The distinction between a café, a restaurant and a bar has been getting narrower in recent years.
Nevertheless, one defining feature seems to be that a café is still one of the places most likely to serve different types of teas and coffees.
So, if you plan to get into the café business (often a popular choice for first-time entrepreneurs), here’s a guide detailing some of the issues and procedures you should consider when preparing to buy your café.
Not too long ago, you had three choices of hot drinks in South Africa, tea, filter coffee or instant.
A decade ago there was no such thing as café culture and absolutely no chance of purchasing a flat white or a chai latte.
Now South Africa is experiencing a coffee revolution, countless hipster cafes are appearing, and Cape Town has become the epicentre of the South African coffee scene.
Coupled with the new-found café culture and the increasing popularity of coffee, consumers are demanding better quality and ethically sourced drinks and there has been a vast increase in the demand for Fair Trade, Organic and origin-specific coffees.
This rising demand for premium coffees has fuelled the growth of cafes, coffee shops and roasteries across the country.
South Africa’s consumption of coffee beans increased from 29760 tonnes in 2012/13 to 35 400 tonnes in 2015/16 - an annual growth rate of 4.4%
However, despite the growing popularity of coffee, it’s likely that tea will remain as the most popular hot drink in South Africa due to its inexpensive nature.
Black tea may account for most of the tea sales in South Africa, but Rooibos or ‘Red Bush’, is still one of its major exports and has created a global industry worth over $23 billion due to the active promotion of its health benefit, which has helped to boost the sales.
When buying a café, it’s important to remember you are acquiring what you hope will be a profitable business.
Therefore, the quality of your own research will play a critical part in achieving that eventual goal.
Conducting thorough due diligence to vet and quantify the worth, authenticity, financial performance, and commercial potential of any prospective business purchase is an essential safeguard.
What to look for when buying a café business
Your first priority should be to identify a business where the size and set-up matches your requirements and future plans.
For instance, investing in a coffee kiosk in a city’s office zone might bring good returns for takeaway beverages, but if it’s intended to be a springboard to commercial catering contracts you’ll have nowhere to prepare your food.
Remember also to look carefully at any equipment included in a sale.

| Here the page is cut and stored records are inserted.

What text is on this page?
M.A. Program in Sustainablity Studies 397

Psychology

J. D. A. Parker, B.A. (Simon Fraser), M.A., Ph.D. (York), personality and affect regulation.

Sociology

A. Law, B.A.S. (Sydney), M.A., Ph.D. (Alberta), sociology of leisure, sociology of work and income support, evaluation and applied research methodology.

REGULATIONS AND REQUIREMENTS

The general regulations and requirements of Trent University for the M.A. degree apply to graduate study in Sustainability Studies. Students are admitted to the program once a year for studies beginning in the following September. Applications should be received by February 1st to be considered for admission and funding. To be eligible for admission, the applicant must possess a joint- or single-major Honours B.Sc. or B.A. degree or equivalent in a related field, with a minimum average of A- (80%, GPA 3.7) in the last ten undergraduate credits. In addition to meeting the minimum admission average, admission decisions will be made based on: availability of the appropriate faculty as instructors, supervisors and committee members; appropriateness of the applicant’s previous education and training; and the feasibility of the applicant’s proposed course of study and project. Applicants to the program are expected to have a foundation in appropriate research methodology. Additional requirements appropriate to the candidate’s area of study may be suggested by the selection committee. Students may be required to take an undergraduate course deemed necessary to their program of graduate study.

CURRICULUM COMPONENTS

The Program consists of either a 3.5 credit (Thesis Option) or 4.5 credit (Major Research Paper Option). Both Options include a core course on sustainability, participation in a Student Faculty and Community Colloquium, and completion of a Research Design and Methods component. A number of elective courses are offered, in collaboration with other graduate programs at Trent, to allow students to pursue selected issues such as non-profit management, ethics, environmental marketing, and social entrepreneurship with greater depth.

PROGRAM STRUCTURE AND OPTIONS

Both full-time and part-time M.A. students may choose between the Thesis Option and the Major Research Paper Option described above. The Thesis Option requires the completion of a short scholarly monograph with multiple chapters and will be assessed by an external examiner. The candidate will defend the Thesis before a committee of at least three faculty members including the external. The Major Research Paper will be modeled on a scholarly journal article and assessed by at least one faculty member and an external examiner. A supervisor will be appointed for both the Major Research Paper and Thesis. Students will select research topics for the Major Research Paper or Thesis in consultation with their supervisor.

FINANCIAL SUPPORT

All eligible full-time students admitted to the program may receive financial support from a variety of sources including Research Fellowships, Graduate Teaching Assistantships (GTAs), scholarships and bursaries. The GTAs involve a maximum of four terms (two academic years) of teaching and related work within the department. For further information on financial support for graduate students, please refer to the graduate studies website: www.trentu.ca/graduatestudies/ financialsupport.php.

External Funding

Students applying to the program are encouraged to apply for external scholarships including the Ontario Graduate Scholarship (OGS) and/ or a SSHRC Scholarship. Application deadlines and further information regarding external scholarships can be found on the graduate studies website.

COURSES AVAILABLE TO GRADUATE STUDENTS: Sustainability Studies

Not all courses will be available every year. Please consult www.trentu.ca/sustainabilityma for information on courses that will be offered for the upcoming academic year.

Catering equipment is expensive and highly specialised, so a wise acquisition could get your business off to a flying start, whilst a poor one could see you faced with a costly revamp.
Choosing your location and premises
Your chosen site needs to be what retailers call a ‘high footfall’ area. This will give you a good level of passing trade and help your business survive.
Note that ‘high footfall’ doesn’t always have to mean a high street location, other sites near transport terminals, for instance, can be surprisingly busy routes into a town or city. Even some out-of-town retail parks may prove surprisingly busy.
Whatever your location, your business must be highly visible and convenient for your potential customers. So, if you are thinking of buying anything hidden from view, check out what the previous owner was allowed to do as regards advertising and signage to secure his customer base.
Licences and permissions
As a new business owner, your enterprise will come under official scrutiny right from the start. You will invariably require a long list of official licences and permissions which may include: planning permissions, compliance with zonal restrictions on business enterprises, company registration, notifying the tax authority you have become a trader, obtaining a trading licence for selling foods, and much more besides.
Financing your purchase
The prerequisite for any financing is a high-quality business plan which outlines your project in detail and contains the answers to most of the questions you will be asked.
In particular, your plan must show how the funding you are requesting matches the scope of your ideas. Banks and other lenders will demand collateral security for any money they advance and will expect you to provide some level of capital investment from your own funds.
Before finally committing yourself, you must be absolutely convinced that the reality of your proposed business burden is one you are fully prepared to accept. If you know it’s right for you, then good luck … there’s probably no better time to start brewing up those magic beans.